Last Updated: Thursday, 23 September, 2004, 11:59 GMT 12:59 UK
At-a-glance: Kennedy's speech
Here are the key points of Charles Kennedy's speech to the 2004 Liberal Democrat conference:
Lib Dem leader Charles Kennedy has expressed his party's sympathy for British hostage Ken Bigley who is being held by Islamic extremists in Iraq.
He said it was incomprehensible what Mr Bigley and his family were going through.
Lib Dem policy
Mr Kennedy pledged his party would stop tuition fees and axe top-up fees, reduce class sizes for the youngest children, and abolish unnecessary tests and red tape.
The Lib Dems would not "pander to the lowest common denominator over asylum and immigration". They would embark on reforms to make the systems "fairer and faster".
10,000 more police would be put on the streets. Prison would be seen as an educational opportunity to help inmates with literacy and numeracy.
The council tax would be replaced with a local income tax and the elderly would no longer have to pay for personal care.
Mr Kennedy pledged to put environmental concerns at the heart of his policies.
The Lib Dems would "tax more fairly and spend more wisely" Mr Kennedy claimed.
"Isn't it a disgrace that after seven years of a supposedly Labour government the poorest 20% contribute more of their income in tax than do the richest 20%?" he asked.
Lib Dem savings in government would include dropping plans for ID cards, relocating some government departments and scrapping others, and "doing less, better and more efficiently".

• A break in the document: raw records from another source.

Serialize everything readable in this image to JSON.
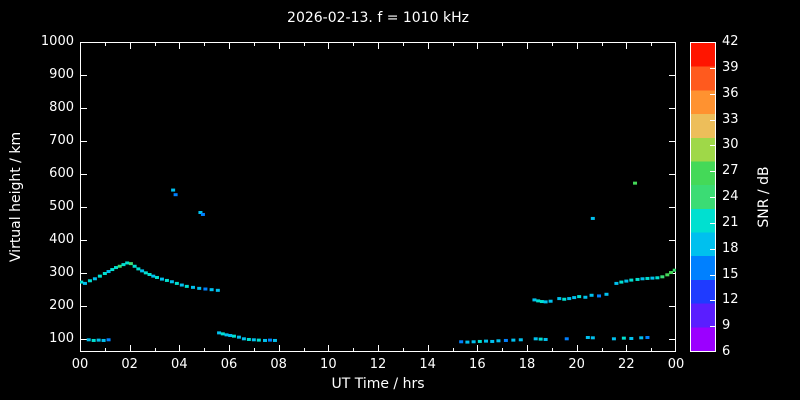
{
  "chart_data": {
    "type": "scatter",
    "title": "2026-02-13. f = 1010 kHz",
    "xlabel": "UT Time / hrs",
    "ylabel": "Virtual height / km",
    "xlim": [
      0,
      24
    ],
    "ylim": [
      60,
      1000
    ],
    "x_tick_values": [
      0,
      2,
      4,
      6,
      8,
      10,
      12,
      14,
      16,
      18,
      20,
      22,
      24
    ],
    "x_tick_labels": [
      "00",
      "02",
      "04",
      "06",
      "08",
      "10",
      "12",
      "14",
      "16",
      "18",
      "20",
      "22",
      "00"
    ],
    "x_minor_tick_values": [
      1,
      3,
      5,
      7,
      9,
      11,
      13,
      15,
      17,
      19,
      21,
      23
    ],
    "y_tick_values": [
      100,
      200,
      300,
      400,
      500,
      600,
      700,
      800,
      900,
      1000
    ],
    "grid": false,
    "background": "#000000",
    "frame_color": "#ffffff",
    "text_color": "#ffffff",
    "colorbar": {
      "label": "SNR / dB",
      "min": 6,
      "max": 42,
      "step": 3,
      "ticks": [
        6,
        9,
        12,
        15,
        18,
        21,
        24,
        27,
        30,
        33,
        36,
        39,
        42
      ],
      "band_colors_bottom_to_top": [
        "#9b00ff",
        "#5a1eff",
        "#1f3bff",
        "#0080ff",
        "#00c0ee",
        "#00e0d0",
        "#3bdc74",
        "#44d958",
        "#9fd848",
        "#edbe5a",
        "#ff9230",
        "#ff5a1e",
        "#ff1500"
      ]
    },
    "points": [
      [
        0.05,
        272,
        21
      ],
      [
        0.2,
        268,
        18
      ],
      [
        0.4,
        276,
        21
      ],
      [
        0.6,
        282,
        18
      ],
      [
        0.8,
        290,
        21
      ],
      [
        1.0,
        298,
        21
      ],
      [
        1.15,
        304,
        18
      ],
      [
        1.3,
        310,
        21
      ],
      [
        1.45,
        316,
        21
      ],
      [
        1.6,
        320,
        24
      ],
      [
        1.75,
        325,
        21
      ],
      [
        1.9,
        330,
        21
      ],
      [
        2.05,
        328,
        24
      ],
      [
        2.2,
        320,
        21
      ],
      [
        2.35,
        312,
        21
      ],
      [
        2.5,
        306,
        18
      ],
      [
        2.65,
        300,
        21
      ],
      [
        2.8,
        295,
        21
      ],
      [
        2.95,
        290,
        18
      ],
      [
        3.1,
        286,
        21
      ],
      [
        3.3,
        281,
        18
      ],
      [
        3.5,
        277,
        21
      ],
      [
        3.7,
        273,
        18
      ],
      [
        3.9,
        268,
        21
      ],
      [
        4.1,
        263,
        18
      ],
      [
        4.3,
        259,
        21
      ],
      [
        4.55,
        256,
        18
      ],
      [
        4.8,
        253,
        18
      ],
      [
        5.05,
        251,
        15
      ],
      [
        5.3,
        249,
        18
      ],
      [
        5.55,
        247,
        18
      ],
      [
        3.75,
        551,
        18
      ],
      [
        3.85,
        537,
        15
      ],
      [
        4.85,
        483,
        18
      ],
      [
        4.95,
        477,
        15
      ],
      [
        0.35,
        97,
        18
      ],
      [
        0.55,
        95,
        21
      ],
      [
        0.75,
        96,
        18
      ],
      [
        0.95,
        95,
        18
      ],
      [
        1.15,
        97,
        15
      ],
      [
        5.6,
        118,
        18
      ],
      [
        5.75,
        115,
        21
      ],
      [
        5.9,
        112,
        18
      ],
      [
        6.05,
        110,
        18
      ],
      [
        6.2,
        108,
        21
      ],
      [
        6.4,
        105,
        18
      ],
      [
        6.6,
        100,
        18
      ],
      [
        6.8,
        98,
        21
      ],
      [
        7.0,
        97,
        18
      ],
      [
        7.2,
        96,
        21
      ],
      [
        7.45,
        95,
        18
      ],
      [
        7.65,
        96,
        15
      ],
      [
        7.85,
        95,
        18
      ],
      [
        15.35,
        91,
        15
      ],
      [
        15.6,
        90,
        18
      ],
      [
        15.85,
        91,
        18
      ],
      [
        16.1,
        92,
        21
      ],
      [
        16.35,
        93,
        18
      ],
      [
        16.6,
        92,
        18
      ],
      [
        16.85,
        94,
        18
      ],
      [
        17.15,
        95,
        15
      ],
      [
        17.45,
        96,
        18
      ],
      [
        17.75,
        97,
        18
      ],
      [
        18.3,
        218,
        18
      ],
      [
        18.45,
        215,
        21
      ],
      [
        18.6,
        213,
        21
      ],
      [
        18.75,
        212,
        18
      ],
      [
        18.95,
        214,
        18
      ],
      [
        19.3,
        222,
        18
      ],
      [
        19.5,
        220,
        21
      ],
      [
        19.7,
        222,
        18
      ],
      [
        19.9,
        225,
        18
      ],
      [
        20.1,
        228,
        21
      ],
      [
        20.35,
        226,
        18
      ],
      [
        20.6,
        232,
        18
      ],
      [
        20.9,
        230,
        15
      ],
      [
        21.2,
        235,
        18
      ],
      [
        21.6,
        268,
        18
      ],
      [
        21.8,
        272,
        21
      ],
      [
        22.0,
        275,
        18
      ],
      [
        22.2,
        278,
        21
      ],
      [
        22.45,
        280,
        21
      ],
      [
        22.65,
        282,
        18
      ],
      [
        22.85,
        283,
        21
      ],
      [
        23.05,
        284,
        18
      ],
      [
        23.25,
        285,
        21
      ],
      [
        23.45,
        288,
        24
      ],
      [
        23.65,
        294,
        27
      ],
      [
        23.8,
        301,
        27
      ],
      [
        23.95,
        308,
        24
      ],
      [
        20.65,
        465,
        18
      ],
      [
        22.35,
        572,
        27
      ],
      [
        18.35,
        100,
        18
      ],
      [
        18.55,
        99,
        21
      ],
      [
        18.75,
        98,
        18
      ],
      [
        19.6,
        100,
        15
      ],
      [
        20.45,
        104,
        18
      ],
      [
        20.65,
        103,
        18
      ],
      [
        21.5,
        100,
        18
      ],
      [
        21.9,
        102,
        21
      ],
      [
        22.2,
        101,
        18
      ],
      [
        22.6,
        103,
        18
      ],
      [
        22.85,
        104,
        15
      ]
    ]
  }
}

A Lib Dem administration would make sure by 2011 that the UK fulfilled its UN obligations and boosted the overseas aid budget to 0.7% of GNP, said Mr Kennedy.
The Lib Dem leader said his party had provided a "rational principled and consistent opposition to the war in Iraq".
"Never again must this country be led into war on the basis of questionable intelligence," he said.
Mr Kennedy said opponents to the war in Iraq should not "just look back in anger. There is every sign we should look forward with increasing anxiety".
Tony Blair must give a "cast iron guarantee" that the UK will not support unilateral military action against Iran, said Mr Kennedy.
Lib Dem successes
Mr Kennedy said that Labour and Tory agendas were "converging".
Mr Kennedy hailed the Lib Dems' electoral successes in the past year boosting their presence in Europe, Westminster and in local authorities.
The Lib Dem leader claimed the Tories were "out of the race" in most of urban Britain and only his party could challenge Labour.
Mr Kennedy said his party stood for "freedom, fairness, trust" arguing it was in step with a modern liberal Britain.
He highlighted his party's record where it had shared power in Wales and Scotland and said the Lib Dems were listening to voters' concerns.
In much of the country the Tories were a "wasted vote", the Lib Dem leader said.
The Lib Dems were looking to move from a party of protest to a party of power.
Mr Kennedy said the British people probably had not more than 225 days left to choose "between two essentially conservative parties - and the real alternative which is the Liberal Democrats".